Der Internetauftritt der Leopoldina, der Nationalen Akademie der Wissenschaften, zeigt auf einer Seite ein Portät der Bundeskanzlerin, fotografiert auf eine Weise, wie in früheren Zeiten Bundespräsidenten: Der gute Mann sollte Zuversicht ebenso ausstrahlen wie Väterlichkeit mit einem „wird schon, wird schon“, in den Mundwinkeln.
Ein wirkmächtiges Foto von Angela Merkel, so detailscharf, dass die blassrötlichen Stellen auf der Haut erkennbar sind unmittelbar über einer dunkelgrünen Halbedelsteinkette – Volledelstein hätte möglicherweise zu distanziert gewirkt, also nimmt man, was sich jede Frau leisten könnte – ein fotografisches wie propagandistisches Meisterwerk: „Lichtgestalt für jedermann“ könnte der Arbeitstitel gewesen sein.

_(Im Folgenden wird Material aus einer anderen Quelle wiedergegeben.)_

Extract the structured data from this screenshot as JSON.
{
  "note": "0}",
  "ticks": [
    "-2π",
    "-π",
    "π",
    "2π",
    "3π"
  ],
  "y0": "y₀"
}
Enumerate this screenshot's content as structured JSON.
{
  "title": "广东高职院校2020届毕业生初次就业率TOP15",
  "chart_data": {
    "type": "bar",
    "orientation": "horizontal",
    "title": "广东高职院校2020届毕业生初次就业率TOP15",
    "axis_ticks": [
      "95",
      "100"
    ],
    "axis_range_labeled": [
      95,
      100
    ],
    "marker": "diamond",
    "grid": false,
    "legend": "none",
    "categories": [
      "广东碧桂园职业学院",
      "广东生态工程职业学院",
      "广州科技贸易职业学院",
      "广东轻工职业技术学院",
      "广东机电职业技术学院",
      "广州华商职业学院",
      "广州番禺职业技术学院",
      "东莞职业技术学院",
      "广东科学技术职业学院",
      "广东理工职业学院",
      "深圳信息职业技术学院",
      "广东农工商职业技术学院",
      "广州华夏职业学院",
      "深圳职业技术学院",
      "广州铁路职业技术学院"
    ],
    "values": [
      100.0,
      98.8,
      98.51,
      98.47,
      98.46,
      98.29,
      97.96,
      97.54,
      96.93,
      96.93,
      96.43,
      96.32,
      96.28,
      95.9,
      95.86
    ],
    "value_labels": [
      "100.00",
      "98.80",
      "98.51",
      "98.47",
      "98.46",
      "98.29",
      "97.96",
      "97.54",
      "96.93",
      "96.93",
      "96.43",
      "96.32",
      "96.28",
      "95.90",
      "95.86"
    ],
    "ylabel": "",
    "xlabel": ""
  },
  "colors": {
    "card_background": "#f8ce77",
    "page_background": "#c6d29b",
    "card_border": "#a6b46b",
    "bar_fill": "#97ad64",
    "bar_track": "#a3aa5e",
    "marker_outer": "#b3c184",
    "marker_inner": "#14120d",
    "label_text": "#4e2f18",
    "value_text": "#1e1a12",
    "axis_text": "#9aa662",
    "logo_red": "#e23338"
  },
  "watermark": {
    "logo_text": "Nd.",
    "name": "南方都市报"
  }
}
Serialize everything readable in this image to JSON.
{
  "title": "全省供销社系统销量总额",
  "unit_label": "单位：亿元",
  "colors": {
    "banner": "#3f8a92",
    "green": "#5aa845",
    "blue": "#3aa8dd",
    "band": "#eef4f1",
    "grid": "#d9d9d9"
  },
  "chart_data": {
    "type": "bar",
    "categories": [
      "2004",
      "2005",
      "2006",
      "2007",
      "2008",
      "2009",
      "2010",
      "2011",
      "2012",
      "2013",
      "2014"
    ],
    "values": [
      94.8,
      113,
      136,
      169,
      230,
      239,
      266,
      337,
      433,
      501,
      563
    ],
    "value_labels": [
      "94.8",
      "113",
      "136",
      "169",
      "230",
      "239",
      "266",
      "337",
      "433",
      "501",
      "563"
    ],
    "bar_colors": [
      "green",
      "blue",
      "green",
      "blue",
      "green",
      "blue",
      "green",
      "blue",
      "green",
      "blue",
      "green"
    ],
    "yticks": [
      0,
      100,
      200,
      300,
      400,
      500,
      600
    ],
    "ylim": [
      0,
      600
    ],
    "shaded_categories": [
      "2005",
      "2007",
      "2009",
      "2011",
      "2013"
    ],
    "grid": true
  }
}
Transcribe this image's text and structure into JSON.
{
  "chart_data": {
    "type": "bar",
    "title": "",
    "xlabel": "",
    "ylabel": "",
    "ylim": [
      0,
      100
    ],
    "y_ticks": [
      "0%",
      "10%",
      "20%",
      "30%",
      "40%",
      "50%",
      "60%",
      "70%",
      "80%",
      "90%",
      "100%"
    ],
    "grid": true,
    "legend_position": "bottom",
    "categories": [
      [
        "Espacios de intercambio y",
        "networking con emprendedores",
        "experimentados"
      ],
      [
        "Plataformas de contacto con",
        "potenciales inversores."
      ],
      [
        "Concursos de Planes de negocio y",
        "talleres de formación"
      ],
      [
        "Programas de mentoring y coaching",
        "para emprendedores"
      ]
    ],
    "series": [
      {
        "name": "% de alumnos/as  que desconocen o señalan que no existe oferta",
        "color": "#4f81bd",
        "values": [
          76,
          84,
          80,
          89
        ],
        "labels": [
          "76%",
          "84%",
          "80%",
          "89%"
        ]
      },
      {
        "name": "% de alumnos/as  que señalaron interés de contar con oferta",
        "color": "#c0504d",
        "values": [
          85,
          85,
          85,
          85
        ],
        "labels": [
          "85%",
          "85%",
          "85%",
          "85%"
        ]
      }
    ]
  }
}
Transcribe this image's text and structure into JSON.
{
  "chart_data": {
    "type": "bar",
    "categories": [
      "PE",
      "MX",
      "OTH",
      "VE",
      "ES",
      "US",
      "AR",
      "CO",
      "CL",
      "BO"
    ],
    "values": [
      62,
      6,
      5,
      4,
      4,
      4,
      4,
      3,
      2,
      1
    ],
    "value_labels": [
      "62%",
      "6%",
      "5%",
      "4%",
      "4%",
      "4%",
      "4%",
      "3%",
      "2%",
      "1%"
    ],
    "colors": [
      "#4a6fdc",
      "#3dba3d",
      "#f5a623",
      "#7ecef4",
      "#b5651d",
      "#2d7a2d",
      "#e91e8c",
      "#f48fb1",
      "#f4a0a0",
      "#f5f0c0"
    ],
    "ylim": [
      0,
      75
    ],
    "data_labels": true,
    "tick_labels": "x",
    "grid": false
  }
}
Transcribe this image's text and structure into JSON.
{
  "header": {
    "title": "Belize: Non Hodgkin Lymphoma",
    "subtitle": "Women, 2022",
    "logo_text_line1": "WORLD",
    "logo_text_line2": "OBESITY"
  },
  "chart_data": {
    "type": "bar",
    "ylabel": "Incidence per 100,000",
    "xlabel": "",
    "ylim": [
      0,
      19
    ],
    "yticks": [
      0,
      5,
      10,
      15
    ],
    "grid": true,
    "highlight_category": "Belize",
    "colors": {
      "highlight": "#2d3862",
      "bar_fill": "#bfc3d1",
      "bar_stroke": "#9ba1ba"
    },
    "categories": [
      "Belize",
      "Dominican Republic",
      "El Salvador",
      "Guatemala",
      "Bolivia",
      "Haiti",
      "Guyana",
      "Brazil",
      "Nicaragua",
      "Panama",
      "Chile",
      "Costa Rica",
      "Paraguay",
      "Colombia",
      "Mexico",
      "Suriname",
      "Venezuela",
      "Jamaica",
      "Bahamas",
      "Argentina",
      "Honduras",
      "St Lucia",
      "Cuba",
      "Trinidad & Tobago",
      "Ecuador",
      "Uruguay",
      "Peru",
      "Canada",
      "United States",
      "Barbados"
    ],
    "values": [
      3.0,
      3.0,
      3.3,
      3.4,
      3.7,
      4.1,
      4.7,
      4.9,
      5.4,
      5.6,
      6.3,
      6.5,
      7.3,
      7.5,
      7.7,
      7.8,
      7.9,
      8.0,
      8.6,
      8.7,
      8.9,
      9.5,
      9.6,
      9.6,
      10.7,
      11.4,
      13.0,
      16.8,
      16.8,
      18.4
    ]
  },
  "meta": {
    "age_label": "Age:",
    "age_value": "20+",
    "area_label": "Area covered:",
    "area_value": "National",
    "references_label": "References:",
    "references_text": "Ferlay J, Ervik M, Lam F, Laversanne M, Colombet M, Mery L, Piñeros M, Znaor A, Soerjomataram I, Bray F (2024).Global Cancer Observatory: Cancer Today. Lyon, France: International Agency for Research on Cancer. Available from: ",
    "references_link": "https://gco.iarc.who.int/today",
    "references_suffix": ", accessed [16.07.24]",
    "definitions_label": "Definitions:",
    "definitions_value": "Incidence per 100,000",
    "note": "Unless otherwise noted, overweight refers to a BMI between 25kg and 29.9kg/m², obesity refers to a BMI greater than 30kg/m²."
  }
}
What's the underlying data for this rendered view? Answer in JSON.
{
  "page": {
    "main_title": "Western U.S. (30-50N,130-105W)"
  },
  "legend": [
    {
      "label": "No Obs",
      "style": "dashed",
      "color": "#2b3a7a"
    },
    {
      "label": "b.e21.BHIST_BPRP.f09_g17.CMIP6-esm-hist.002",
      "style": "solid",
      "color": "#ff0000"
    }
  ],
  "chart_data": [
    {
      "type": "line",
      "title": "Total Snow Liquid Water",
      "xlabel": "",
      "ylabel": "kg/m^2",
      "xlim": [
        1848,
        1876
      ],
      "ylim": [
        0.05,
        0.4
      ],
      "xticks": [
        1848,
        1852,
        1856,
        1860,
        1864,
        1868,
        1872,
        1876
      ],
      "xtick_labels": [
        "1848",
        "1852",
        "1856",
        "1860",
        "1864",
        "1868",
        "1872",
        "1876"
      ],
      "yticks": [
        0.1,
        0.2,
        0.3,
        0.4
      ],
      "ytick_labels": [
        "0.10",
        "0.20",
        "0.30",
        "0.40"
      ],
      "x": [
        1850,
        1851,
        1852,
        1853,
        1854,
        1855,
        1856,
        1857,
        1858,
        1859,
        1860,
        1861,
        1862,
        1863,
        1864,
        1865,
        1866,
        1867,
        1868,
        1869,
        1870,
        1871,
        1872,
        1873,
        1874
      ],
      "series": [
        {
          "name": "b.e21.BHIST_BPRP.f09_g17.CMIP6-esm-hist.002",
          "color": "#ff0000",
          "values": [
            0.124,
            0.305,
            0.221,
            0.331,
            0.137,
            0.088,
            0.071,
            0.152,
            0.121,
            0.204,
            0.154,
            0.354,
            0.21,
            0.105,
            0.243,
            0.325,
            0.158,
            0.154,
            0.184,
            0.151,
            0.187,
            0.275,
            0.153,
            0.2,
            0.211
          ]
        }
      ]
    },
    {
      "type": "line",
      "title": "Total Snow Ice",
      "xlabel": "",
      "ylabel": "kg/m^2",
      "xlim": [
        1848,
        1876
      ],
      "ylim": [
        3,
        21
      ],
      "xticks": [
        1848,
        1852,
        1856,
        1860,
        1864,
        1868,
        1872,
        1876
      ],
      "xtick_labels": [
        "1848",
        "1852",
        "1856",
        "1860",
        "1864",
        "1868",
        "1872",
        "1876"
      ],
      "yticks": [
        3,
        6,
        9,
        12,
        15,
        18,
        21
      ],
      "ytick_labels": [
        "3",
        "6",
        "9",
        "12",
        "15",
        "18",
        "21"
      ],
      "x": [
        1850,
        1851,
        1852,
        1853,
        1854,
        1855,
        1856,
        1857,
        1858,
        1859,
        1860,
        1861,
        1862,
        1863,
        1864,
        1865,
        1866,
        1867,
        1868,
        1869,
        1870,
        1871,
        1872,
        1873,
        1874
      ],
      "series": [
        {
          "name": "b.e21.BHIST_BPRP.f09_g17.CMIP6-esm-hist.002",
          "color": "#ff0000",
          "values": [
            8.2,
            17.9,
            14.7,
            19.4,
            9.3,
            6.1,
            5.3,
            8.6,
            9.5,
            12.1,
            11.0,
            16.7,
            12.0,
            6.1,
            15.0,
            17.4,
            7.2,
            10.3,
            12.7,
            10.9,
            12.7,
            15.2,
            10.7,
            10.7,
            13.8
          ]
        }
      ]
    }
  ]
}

Gemeinsam mit Christian Drosten und RKI-Chef Lothar Wieler richten Experten der Leopoldina am Sonntag einen, wie unter anderem der Spiegel schreibt, „dramatischen“ Appell an die Politik dahingehend, dass das öffentliche Leben bis mindestens 10. Januar weitgehend ruhen solle. In der Politik selbst machte sich bereits einmal mehr der Gesundheitsexperte der Sozialdemokraten medial bemerkbar, als Karl Lauterbach in den düsteren Herbsthimmel orakelte, es werde weitere 25.000 Tote geben. Eine obszöne Zahl, x-mal so viele Opfer wie bei 9/11, so viele Tote, wie in Dresden bei den Bombardierungen im Zweiten Weltkrieg getötet wurden sein sollen. Eine Zahl, die sich einer Einordnung entzieht, selbst der, dass in Deutschland Jahr für Jahr auch ohne besondere Vorkomnisse fast eine Millionen Menschen zu Grabe getragen werden.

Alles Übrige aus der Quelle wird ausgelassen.